Güney Kıbrıs’ın tek başına AB üyesi olması kabul edilemez. Türkiye’nin AB’ye tam üyeliği ile birlikte Kıbrıs sorununun çözülmesini, Kıbrıs’ın da KKTC’nin de içinde bulunduğu şekilde AB’ye tam üye olmaları gerektiğini düşünüyoruz. Aksi durum statüde eşitsizlik yaratıyor. Güney Kıbrıs’ın üyeliğinden geri adım atılamayacağına göre Türkiye ile mutlaka Kuzey Kıbrıs da AB’ye girmelidir. Yok, Kuzey Kıbrıs’ı almayacaklarsa, o zaman Güney Kıbrıs ile Kuzey Kıbrıs’ı ortak statüde AB üyesi yapmanın yolu bulunmalı. Ama buna Kıbrıs’taki herkesin rızası olmalıdır. Biz çözüm istiyoruz. İlk 50 yıl teslim olmamanın, müzakere etmenin, haklı davayı anlatmanın dönemiydi. İkinci 50 yıl çözüm, çare ve Kıbrıs’ın daha mutlu ve müreffeh olmasının başlangıcı olacak diye ümit ediyorum.”
"Kıbrıs’ta bir kusur yapıldıysa, o kusuru yapan Kıbrıs’taki Türkiye Büyükelçisi"
"Kıbrıs’ta bir kusur yapıldıysa, o kusuru yapan Kıbrıs’taki Türkiye Büyükelçisi’dir" diyen Özel, büyükelçiliğin kendilerini karşılamamasına şu sözlerle tepki gösterdi:
"Dünyanın neresine gidersek gidelim büyükelçilerimiz bizleri karşılıyorlar. Gelemezlerse mutlaka bir görevli orada oluyor. Ama biz ne büyükelçiyi, ne büyükelçilikten kimseyi havaalanında da görmedik. Herhangi bir yerde hatırımızı sormadılar. Bu tabii meslekten gelmemenin ve geldiği makamı hazmedememenin sonucudur. Bu konudaki rahatsızlığımızı Dışişleri Bakanlığı’na resmi olarak bildireceğiz.

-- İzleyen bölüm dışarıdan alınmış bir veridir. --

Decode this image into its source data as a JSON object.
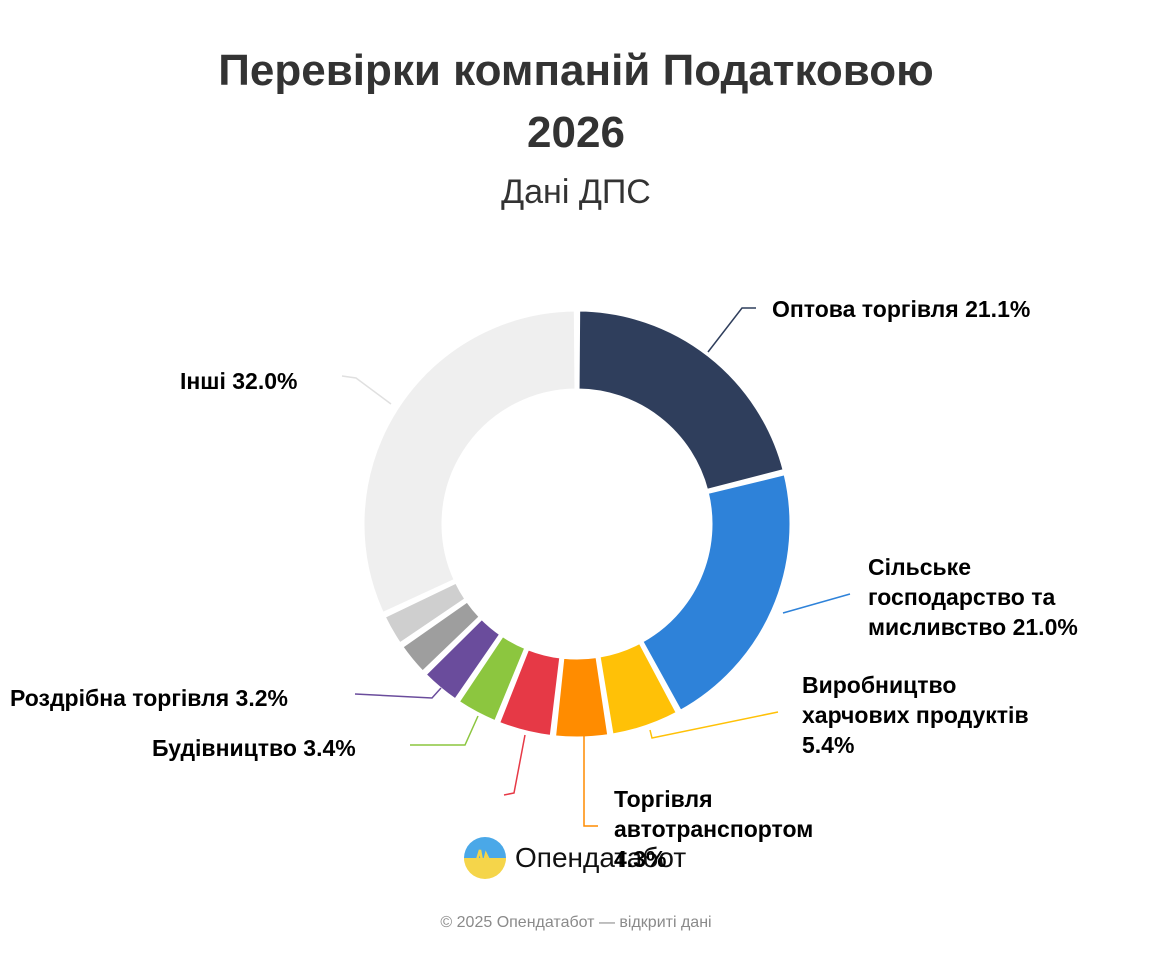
{
  "header": {
    "title_line1": "Перевірки компаній Податковою",
    "title_line2": "2026",
    "subtitle": "Дані ДПС"
  },
  "labels": {
    "wholesale": "Оптова торгівля 21.1%",
    "agri_line1": "Сільське",
    "agri_line2": "господарство та",
    "agri_line3": "мисливство 21.0%",
    "food_line1": "Виробництво",
    "food_line2": "харчових продуктів",
    "food_line3": "5.4%",
    "auto_line1": "Торгівля",
    "auto_line2": "автотранспортом",
    "auto_line3": "4.3%",
    "construction": "Будівництво 3.4%",
    "retail": "Роздрібна торгівля 3.2%",
    "other": "Інші 32.0%"
  },
  "brand": {
    "logo_text": "Опендатабот"
  },
  "footer": {
    "text": "© 2025 Опендатабот — відкриті дані"
  },
  "chart_data": {
    "type": "pie",
    "variant": "donut",
    "title": "Перевірки компаній Податковою 2026",
    "subtitle": "Дані ДПС",
    "categories": [
      "Оптова торгівля",
      "Сільське господарство та мисливство",
      "Виробництво харчових продуктів",
      "Торгівля автотранспортом",
      "(unlabeled red segment)",
      "Будівництво",
      "Роздрібна торгівля",
      "(unlabeled dark grey segment)",
      "(unlabeled light grey segment)",
      "Інші"
    ],
    "values": [
      21.1,
      21.0,
      5.4,
      4.3,
      4.3,
      3.4,
      3.2,
      2.7,
      2.6,
      32.0
    ],
    "labeled_values_note": "Red and two grey segments have no visible labels; values estimated from arc size",
    "colors": [
      "#2f3e5c",
      "#2e82d9",
      "#ffc107",
      "#ff8c00",
      "#e63946",
      "#8cc63f",
      "#6a4c9c",
      "#9e9e9e",
      "#cfcfcf",
      "#efefef"
    ],
    "legend_position": "callout labels"
  }
}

Dünyanın öbür ucunda bizi büyükelçilerimiz karşılarken, bu büyükelçi Türk bayrağının dünyanın dört bir yanında dalgalandıran Washington’da, İsrail’de büyükelçi olarak görev yapan Namık Tan’ı karşılamadı. Bu büyükelçi iki Dışişleri Bakanı'nı karşılamadı. Bu büyükelçi CHP’nin dört genel başkanını karşılamadı ki bir tanesi mevcut Genel Başkan. Bu büyükelçi Türkiye’nin ana muhalefet partisi liderini karşılamadı. Bu büyükelçinin bunu yapmaması kendisi yapmayabilir, mazeret bulur ama büyükelçiliğe bunu yaptıramaz. Bunun hem diplomatik olarak, hem de devlet geleneklerimize uygun olarak kendisine eleştirilerimizi resmi bir yazı ile sayın bakana bildireceğiz. Dışişleri Bakanlığı gelenekleri olan bir kurumdur. Böyle vasatların elinde vasatlaştırılamayacak bir kurumdur.”